ABSTRACT

The relationship between humanism and antihumanism should not be seen as one of pure negation or hostility. Not only do most antihumanisms, as Kate Soper puts it, ‘secrete a humanist rhetoric’ (Soper 1986: 182) that betrays their hidden affinity with what they deny; they generally serve openly humanist ends of intellectual clarity and emancipation, articulated around a recognisable ethic of human capacity and need. Nietzsche, the doyen of philosophical antihumanists, was as surely a product of German humanism as his friend Burckhardt; and though his membership of the academic establishment, which he joined in 1869 as a twenty-four-year-old Professor of Classical Philology at the University of Basle, was effectively terminated by the publication

three years later of the provocatively unprofessorial Birth of Tragedy, his struggle, in the sixteen years that remained before madness closed around him, to formulate a fundamental ‘revaluation of all values’ recurs constantly to humanist themes and figures.

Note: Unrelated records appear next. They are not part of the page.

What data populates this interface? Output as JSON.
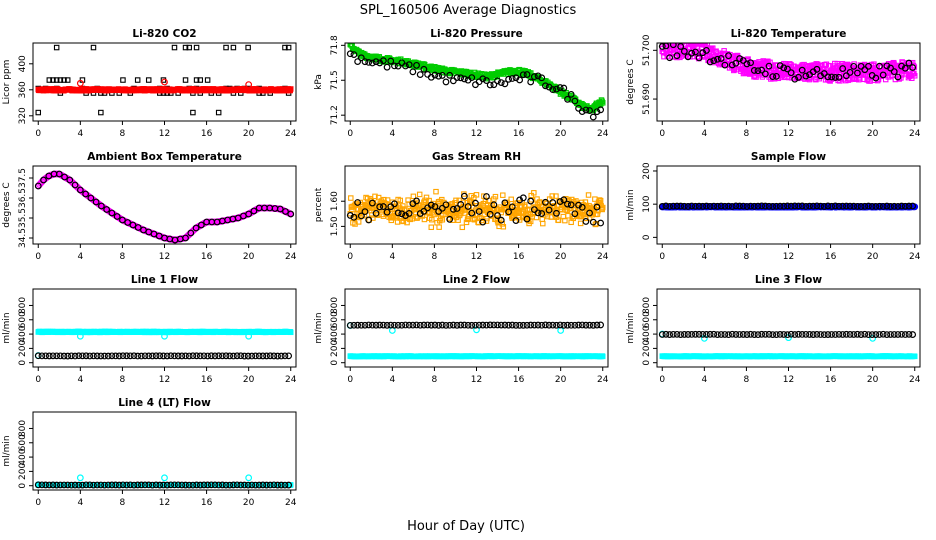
{
  "title": "SPL_160506  Average Diagnostics",
  "xlabel": "Hour of Day (UTC)",
  "x_ticks": [
    0,
    4,
    8,
    12,
    16,
    20,
    24
  ],
  "colors": {
    "red": "#ff0000",
    "black": "#000000",
    "green": "#00cc00",
    "magenta": "#ff00ff",
    "orange": "#ffa500",
    "blue": "#0000ff",
    "cyan": "#00ffff"
  },
  "chart_data": [
    {
      "type": "scatter",
      "title": "Li-820 CO2",
      "ylabel": "Licor ppm",
      "ylim": [
        312,
        432
      ],
      "y_ticks": [
        "320",
        "360",
        "400"
      ],
      "xlim": [
        -0.5,
        24.5
      ],
      "series": [
        {
          "marker": "square",
          "color": "black",
          "pattern": "levels",
          "levels": [
            [
              325,
              0.12
            ],
            [
              355,
              0.26
            ],
            [
              362,
              0.3
            ],
            [
              375,
              0.17
            ],
            [
              425,
              0.15
            ]
          ]
        },
        {
          "marker": "square",
          "color": "red",
          "pattern": "dense",
          "base": 360,
          "noise": 1.5,
          "step": 0.05
        },
        {
          "marker": "circle",
          "color": "red",
          "pattern": "points",
          "x": [
            4,
            12,
            20
          ],
          "y": [
            370,
            372,
            368
          ]
        }
      ]
    },
    {
      "type": "scatter",
      "title": "Li-820 Pressure",
      "ylabel": "kPa",
      "ylim": [
        71.15,
        71.82
      ],
      "y_ticks": [
        "71.2",
        "71.5",
        "71.8"
      ],
      "xlim": [
        -0.5,
        24.5
      ],
      "series": [
        {
          "marker": "square",
          "color": "green",
          "pattern": "curve",
          "step": 0.06,
          "noise": 0.02,
          "x": [
            0,
            1,
            3,
            5,
            7,
            9,
            11,
            13,
            15,
            16,
            17,
            19,
            20,
            21,
            22,
            23,
            23.5,
            24
          ],
          "y": [
            71.8,
            71.72,
            71.68,
            71.66,
            71.62,
            71.58,
            71.56,
            71.53,
            71.57,
            71.58,
            71.55,
            71.46,
            71.4,
            71.35,
            71.28,
            71.24,
            71.3,
            71.32
          ]
        },
        {
          "marker": "circle",
          "color": "black",
          "pattern": "curve",
          "step": 0.35,
          "noise": 0.04,
          "x": [
            0,
            2,
            4,
            6,
            8,
            10,
            12,
            14,
            16,
            18,
            20,
            21,
            22,
            23,
            24
          ],
          "y": [
            71.72,
            71.66,
            71.63,
            71.6,
            71.54,
            71.5,
            71.49,
            71.47,
            71.52,
            71.5,
            71.42,
            71.35,
            71.27,
            71.22,
            71.26
          ]
        }
      ]
    },
    {
      "type": "scatter",
      "title": "Li-820 Temperature",
      "ylabel": "degrees C",
      "ylim": [
        51.6855,
        51.7015
      ],
      "y_ticks": [
        "51.690",
        "51.700"
      ],
      "xlim": [
        -0.5,
        24.5
      ],
      "series": [
        {
          "marker": "square",
          "color": "magenta",
          "pattern": "curve",
          "step": 0.04,
          "noise": 0.0018,
          "x": [
            0,
            4,
            8,
            12,
            16,
            20,
            24
          ],
          "y": [
            51.7005,
            51.7,
            51.6965,
            51.6955,
            51.6955,
            51.6955,
            51.696
          ]
        },
        {
          "marker": "circle",
          "color": "black",
          "pattern": "curve",
          "step": 0.35,
          "noise": 0.0015,
          "x": [
            0,
            4,
            8,
            12,
            16,
            20,
            24
          ],
          "y": [
            51.7,
            51.6995,
            51.6965,
            51.6955,
            51.695,
            51.6955,
            51.696
          ]
        }
      ]
    },
    {
      "type": "scatter",
      "title": "Ambient Box Temperature",
      "ylabel": "degrees C",
      "ylim": [
        34.2,
        38.1
      ],
      "y_ticks": [
        "34.5",
        "35.5",
        "36.5",
        "37.5"
      ],
      "xlim": [
        -0.5,
        24.5
      ],
      "series": [
        {
          "marker": "circle",
          "color": "magenta",
          "pattern": "curve",
          "step": 0.12,
          "noise": 0.0,
          "x": [
            0,
            0.5,
            1,
            1.5,
            2,
            3,
            4,
            6,
            8,
            10,
            12,
            13,
            14,
            15,
            16,
            17,
            18,
            19,
            20,
            21,
            22,
            23,
            24
          ],
          "y": [
            37.1,
            37.4,
            37.6,
            37.7,
            37.7,
            37.4,
            36.9,
            36.1,
            35.4,
            34.9,
            34.5,
            34.4,
            34.5,
            35.0,
            35.3,
            35.3,
            35.4,
            35.5,
            35.7,
            36.0,
            36.0,
            35.95,
            35.7
          ]
        },
        {
          "marker": "circle",
          "color": "black",
          "pattern": "curve",
          "step": 0.5,
          "noise": 0.0,
          "x": [
            0,
            0.5,
            1,
            1.5,
            2,
            3,
            4,
            6,
            8,
            10,
            12,
            13,
            14,
            15,
            16,
            17,
            18,
            19,
            20,
            21,
            22,
            23,
            24
          ],
          "y": [
            37.1,
            37.4,
            37.6,
            37.7,
            37.7,
            37.4,
            36.9,
            36.1,
            35.4,
            34.9,
            34.5,
            34.4,
            34.5,
            35.0,
            35.3,
            35.3,
            35.4,
            35.5,
            35.7,
            36.0,
            36.0,
            35.95,
            35.7
          ]
        }
      ]
    },
    {
      "type": "scatter",
      "title": "Gas Stream RH",
      "ylabel": "percent",
      "ylim": [
        1.43,
        1.74
      ],
      "y_ticks": [
        "1.50",
        "1.60"
      ],
      "xlim": [
        -0.5,
        24.5
      ],
      "series": [
        {
          "marker": "square",
          "color": "orange",
          "pattern": "band",
          "step": 0.05,
          "center": 1.565,
          "spread": 0.05
        },
        {
          "marker": "circle",
          "color": "black",
          "pattern": "band",
          "step": 0.35,
          "center": 1.57,
          "spread": 0.045
        }
      ]
    },
    {
      "type": "scatter",
      "title": "Sample Flow",
      "ylabel": "ml/min",
      "ylim": [
        -20,
        215
      ],
      "y_ticks": [
        "0",
        "100",
        "200"
      ],
      "xlim": [
        -0.5,
        24.5
      ],
      "series": [
        {
          "marker": "circle",
          "color": "blue",
          "pattern": "dense",
          "base": 92,
          "noise": 1,
          "step": 0.05
        },
        {
          "marker": "circle",
          "color": "black",
          "pattern": "dense",
          "base": 94,
          "noise": 1,
          "step": 0.35
        }
      ]
    },
    {
      "type": "scatter",
      "title": "Line 1 Flow",
      "ylabel": "ml/min",
      "ylim": [
        -60,
        1030
      ],
      "y_ticks": [
        "0",
        "200",
        "400",
        "600",
        "800"
      ],
      "xlim": [
        -0.5,
        24.5
      ],
      "series": [
        {
          "marker": "square",
          "color": "cyan",
          "pattern": "dense",
          "base": 430,
          "noise": 6,
          "step": 0.05
        },
        {
          "marker": "circle",
          "color": "cyan",
          "pattern": "points",
          "x": [
            0,
            4,
            12,
            20
          ],
          "y": [
            100,
            370,
            370,
            370
          ]
        },
        {
          "marker": "circle",
          "color": "black",
          "pattern": "dense",
          "base": 95,
          "noise": 2,
          "step": 0.35
        }
      ]
    },
    {
      "type": "scatter",
      "title": "Line 2 Flow",
      "ylabel": "ml/min",
      "ylim": [
        -60,
        1030
      ],
      "y_ticks": [
        "0",
        "200",
        "400",
        "600",
        "800"
      ],
      "xlim": [
        -0.5,
        24.5
      ],
      "series": [
        {
          "marker": "square",
          "color": "cyan",
          "pattern": "dense",
          "base": 90,
          "noise": 3,
          "step": 0.05
        },
        {
          "marker": "circle",
          "color": "cyan",
          "pattern": "points",
          "x": [
            0,
            4,
            12,
            20
          ],
          "y": [
            520,
            450,
            460,
            450
          ]
        },
        {
          "marker": "circle",
          "color": "black",
          "pattern": "dense",
          "base": 525,
          "noise": 3,
          "step": 0.35
        }
      ]
    },
    {
      "type": "scatter",
      "title": "Line 3 Flow",
      "ylabel": "ml/min",
      "ylim": [
        -60,
        1030
      ],
      "y_ticks": [
        "0",
        "200",
        "400",
        "600",
        "800"
      ],
      "xlim": [
        -0.5,
        24.5
      ],
      "series": [
        {
          "marker": "square",
          "color": "cyan",
          "pattern": "dense",
          "base": 90,
          "noise": 3,
          "step": 0.05
        },
        {
          "marker": "circle",
          "color": "cyan",
          "pattern": "points",
          "x": [
            0,
            4,
            12,
            20
          ],
          "y": [
            400,
            340,
            350,
            340
          ]
        },
        {
          "marker": "circle",
          "color": "black",
          "pattern": "dense",
          "base": 395,
          "noise": 3,
          "step": 0.35
        }
      ]
    },
    {
      "type": "scatter",
      "title": "Line 4 (LT) Flow",
      "ylabel": "ml/min",
      "ylim": [
        -60,
        1030
      ],
      "y_ticks": [
        "0",
        "200",
        "400",
        "600",
        "800"
      ],
      "xlim": [
        -0.5,
        24.5
      ],
      "series": [
        {
          "marker": "square",
          "color": "cyan",
          "pattern": "dense",
          "base": 10,
          "noise": 2,
          "step": 0.05
        },
        {
          "marker": "circle",
          "color": "cyan",
          "pattern": "points",
          "x": [
            0,
            4,
            12,
            20
          ],
          "y": [
            15,
            110,
            110,
            110
          ]
        },
        {
          "marker": "circle",
          "color": "black",
          "pattern": "dense",
          "base": 10,
          "noise": 2,
          "step": 0.35
        }
      ]
    }
  ]
}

Like Burckhardt, he reads the history of modernity as ‘the development of the individual’, and especially of those exceptional ‘complete men’ who, confronted with the ‘death of God’, the absence of any transcendental guarantee of meaning or value, rise above despair to recreate themselves as the bearers of a radical freedom. This heroic transcendence, through the exercise of a ‘will to power’ that drives every individual to the fullest possible self-realisation, is what Nietzsche calls the Übermensch or ‘superman’.